Why average pooling is called in vgg16 forward method?

citystrawman · March 13, 2024, 8:01am

I am a new learner and I am now learning vgg16.

From the following image, vgg only calls maxpooling before FC-4096:

However, from its source code, a average pooling is called:

def forward(self, x):
    x = self.features(x)
    x = self.avgpool(x)
    x = torch.flatten(x, 1)  
    x = self.classifier(x)
    return x

so which step corresponds to this self.avgpool(x) ?

I appreciate that you solve my question. Thank you!

ptrblck · March 13, 2024, 2:40pm

The nn.AdaptiveAvgPool2d((7, 7)) is used as a convenient addition to allow the usage of variable input shapes since this layer will output the pre-defined activation shape of [batch_size, nb_channels, 7, 7], which is the default activation shape when images in the shape [batch_size, 3, 224, 224] are used.

citystrawman · March 14, 2024, 9:38am

So from my perspective, the original vgg(Simonyan & Zisserman, 2014) does not have this AdaptiveAvgPool2d operation, and it is later introduced for Reduce Overfitting as well as Flexibility?

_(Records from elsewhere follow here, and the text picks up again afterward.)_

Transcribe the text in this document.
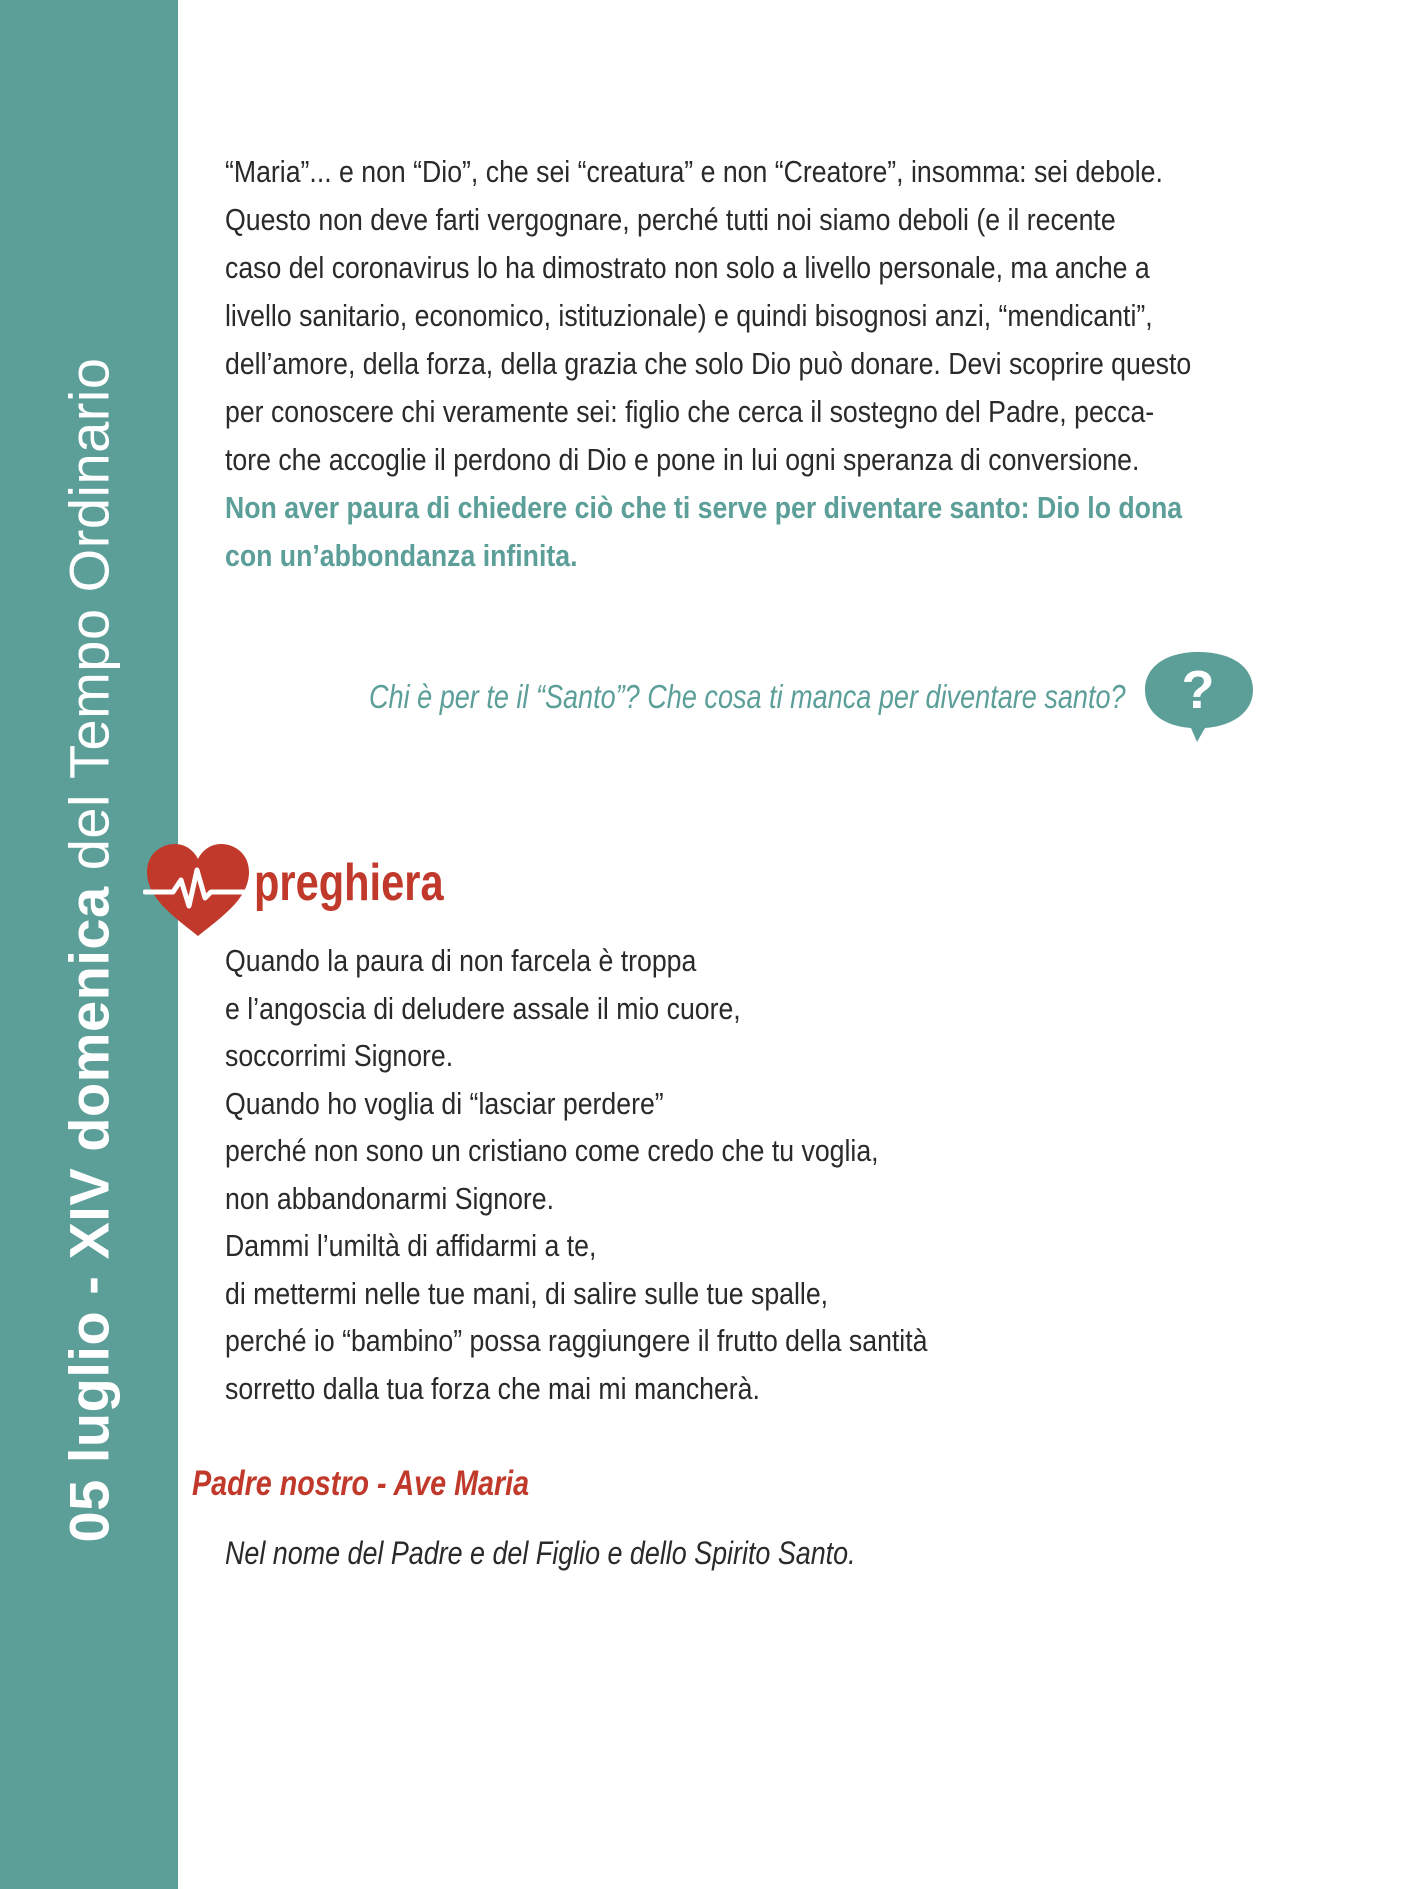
05 luglio - XIV domenica del Tempo Ordinario
“Maria”... e non “Dio”, che sei “creatura” e non “Creatore”, insomma: sei debole.
Questo non deve farti vergognare, perché tutti noi siamo deboli (e il recente
caso del coronavirus lo ha dimostrato non solo a livello personale, ma anche a
livello sanitario, economico, istituzionale) e quindi bisognosi anzi, “mendicanti”,
dell’amore, della forza, della grazia che solo Dio può donare. Devi scoprire questo
per conoscere chi veramente sei: figlio che cerca il sostegno del Padre, pecca-
tore che accoglie il perdono di Dio e pone in lui ogni speranza di conversione.
Non aver paura di chiedere ciò che ti serve per diventare santo: Dio lo dona
con un’abbondanza infinita.
Chi è per te il “Santo”? Che cosa ti manca per diventare santo? ?
preghiera
Quando la paura di non farcela è troppa
e l’angoscia di deludere assale il mio cuore,
soccorrimi Signore.
Quando ho voglia di “lasciar perdere”
perché non sono un cristiano come credo che tu voglia,
non abbandonarmi Signore.
Dammi l’umiltà di affidarmi a te,
di mettermi nelle tue mani, di salire sulle tue spalle,
perché io “bambino” possa raggiungere il frutto della santità
sorretto dalla tua forza che mai mi mancherà.
Padre nostro - Ave Maria

Nel nome del Padre e del Figlio e dello Spirito Santo.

ptrblck · March 14, 2024, 1:07pm

No, it’s unrelated to overfitting and I’m unsure where this impression comes from. If the original shapes are used, the layer is a no-op since the activation shape has the desired output shape already. However, if the input shapes (and thus the intermediate activation shapes) change, you would receive a RuntimeError previously while the adaptive pooling layer allows you to execute the model.

You can certainly remove the layer and would receive errors for invalid shapes, if you want to stick to the original implementation.